La anguila, del japonés Shohei Imamura, se inicia como un melodrama pasional. Pero el filme subvierte luego su propuesta y deriva en un inasible tono, más cerca de una matizada comedia farsesca que del drama que está en la base de la historia. Asimismo, a partir de un perfil o configuración esquemática, los personajes devienen seres que no corresponden a ese supuesto inicial. Imamura logra de este modo un filme que puede aparentar puerilidad pero que resulta sorprendentemente ingenioso en su opción expresiva.
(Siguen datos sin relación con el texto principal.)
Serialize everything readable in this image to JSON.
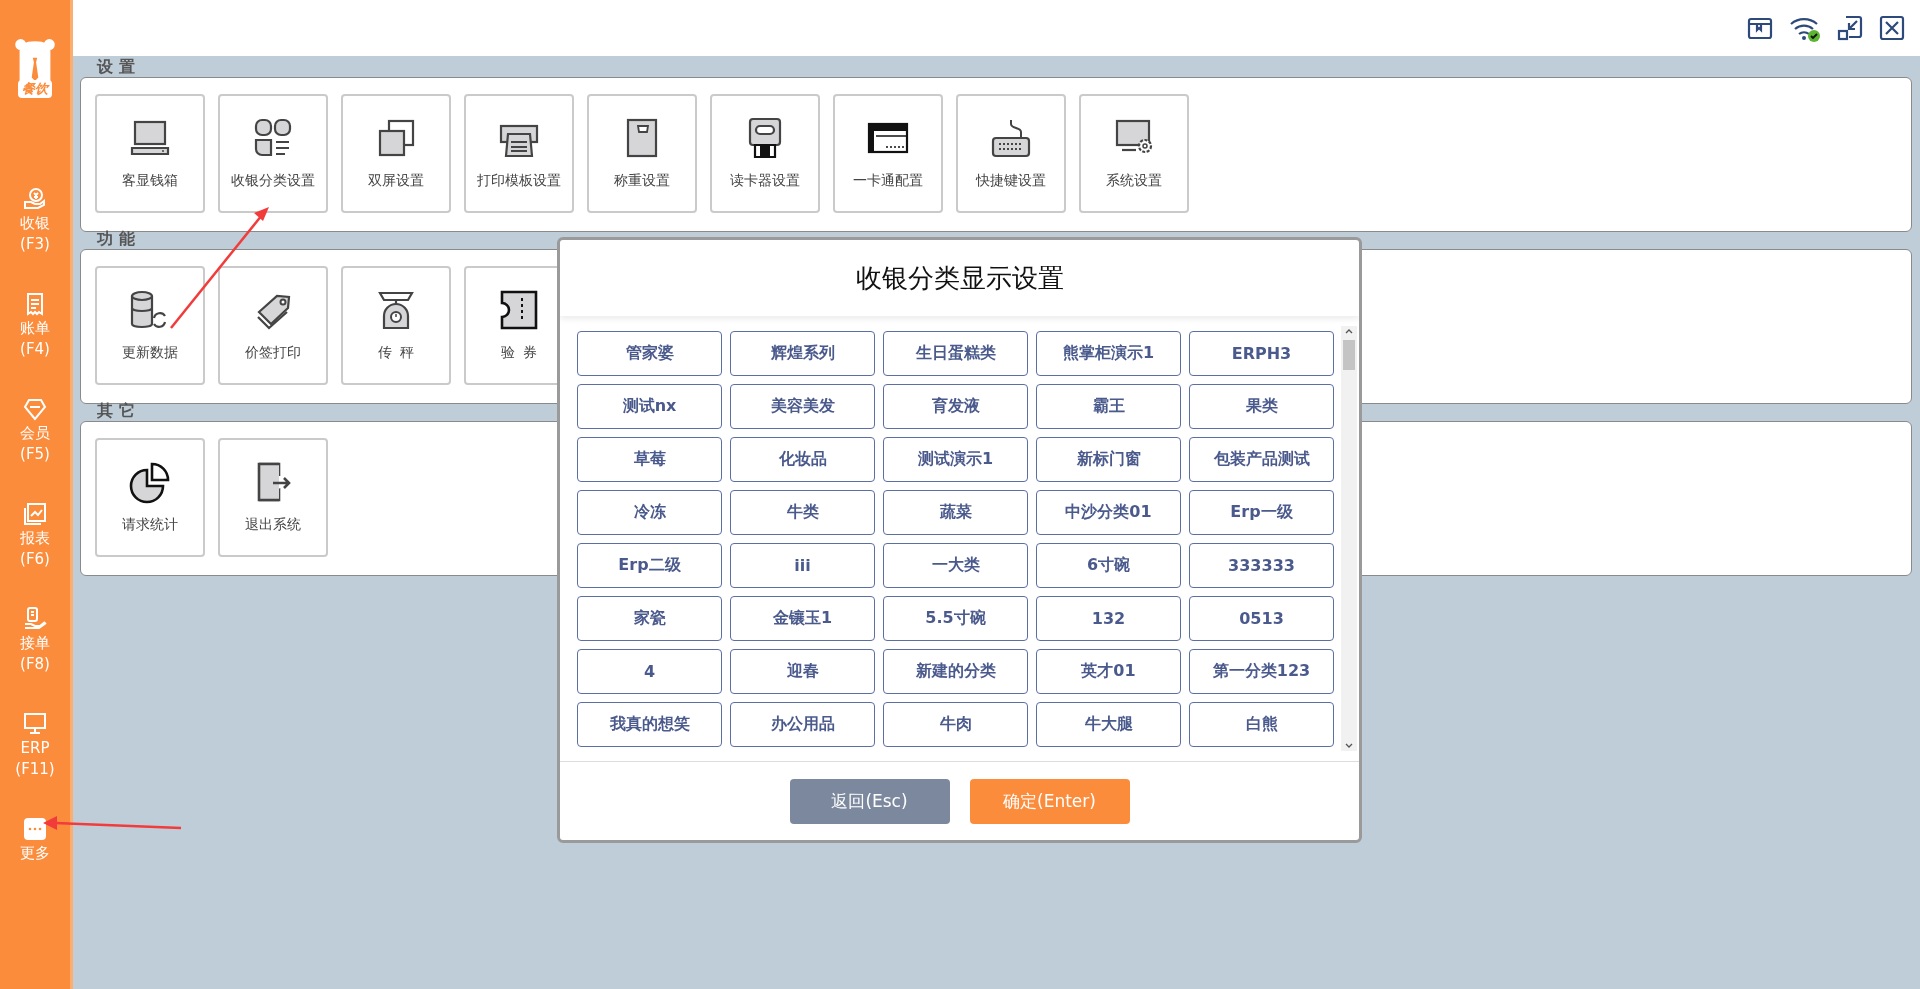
{
  "sidebar": {
    "logo_text": "餐饮",
    "items": [
      {
        "label": "收银",
        "shortcut": "(F3)"
      },
      {
        "label": "账单",
        "shortcut": "(F4)"
      },
      {
        "label": "会员",
        "shortcut": "(F5)"
      },
      {
        "label": "报表",
        "shortcut": "(F6)"
      },
      {
        "label": "接单",
        "shortcut": "(F8)"
      },
      {
        "label": "ERP",
        "shortcut": "(F11)"
      },
      {
        "label": "更多"
      }
    ]
  },
  "sections": [
    {
      "title": "设 置",
      "tiles": [
        "客显钱箱",
        "收银分类设置",
        "双屏设置",
        "打印模板设置",
        "称重设置",
        "读卡器设置",
        "一卡通配置",
        "快捷键设置",
        "系统设置"
      ]
    },
    {
      "title": "功 能",
      "tiles": [
        "更新数据",
        "价签打印",
        "传  秤",
        "验  券"
      ]
    },
    {
      "title": "其 它",
      "tiles": [
        "请求统计",
        "退出系统"
      ]
    }
  ],
  "dialog": {
    "title": "收银分类显示设置",
    "categories": [
      "管家婆",
      "辉煌系列",
      "生日蛋糕类",
      "熊掌柜演示1",
      "ERPH3",
      "测试nx",
      "美容美发",
      "育发液",
      "霸王",
      "果类",
      "草莓",
      "化妆品",
      "测试演示1",
      "新标门窗",
      "包装产品测试",
      "冷冻",
      "牛类",
      "蔬菜",
      "中沙分类01",
      "Erp一级",
      "Erp二级",
      "iii",
      "一大类",
      "6寸碗",
      "333333",
      "家瓷",
      "金镶玉1",
      "5.5寸碗",
      "132",
      "0513",
      "4",
      "迎春",
      "新建的分类",
      "英才01",
      "第一分类123",
      "我真的想笑",
      "办公用品",
      "牛肉",
      "牛大腿",
      "白熊"
    ],
    "buttons": [
      {
        "label": "返回(Esc)",
        "kind": "secondary"
      },
      {
        "label": "确定(Enter)",
        "kind": "primary"
      }
    ]
  }
}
La pelvis de J.W., del portugués João César Monteiro, no alcanza al altísimo nivel creativo de La comedia de Dios (1995), su filme precedente y uno de los más notables de los últimos años. Presentada como una comedia filosófica y religiosa para los profanos acerca de Dios, Lucifer y John Wayne, La pelvis de J.W., que está dedicada a Jean-Marie Straub y Danielle Huillet, no tiene la coherencia de estilo y tratamiento de La comedia de Dios, centrada en los placeres de un heladero erotómano interpretado por el mismo Monteiro. En La pelvis de J.W., el propio Monteiro vuelve a hacerse cargo del rol principal en una cinta que se inicia con largas tomas que contienen una clara ritualidad litúrgica. Pero lo que comienza como una suerte de auto sacramental profano, deriva luego a otros espacios y a otros modos de representación algo menos teatralizados. Así, el entorno de un restaurante, del comedor de una residencia campestre y de algunos exteriores que incluyen un viaje a Alaska, sirven para que en ellos se planteen diversos vínculos y situaciones ajenos a cualquier regla de causalidad dramática y en planos de muy larga duración en los que el verbo es abundante así como el tono provocador. Las fuentes de Monteiro son claras: Straub, desde luego, pero también Godard y Rivette, este último especialmente en una larga escena de un ensayo de una supuesta obra teatral. Pero, más allá de esos referentes, no hay duda de que el estilo de Monteiro, con sus desmesuras y excesos y su acentuado egocentrismo es, como lo indican las credenciales de identidad, personal e intransferible.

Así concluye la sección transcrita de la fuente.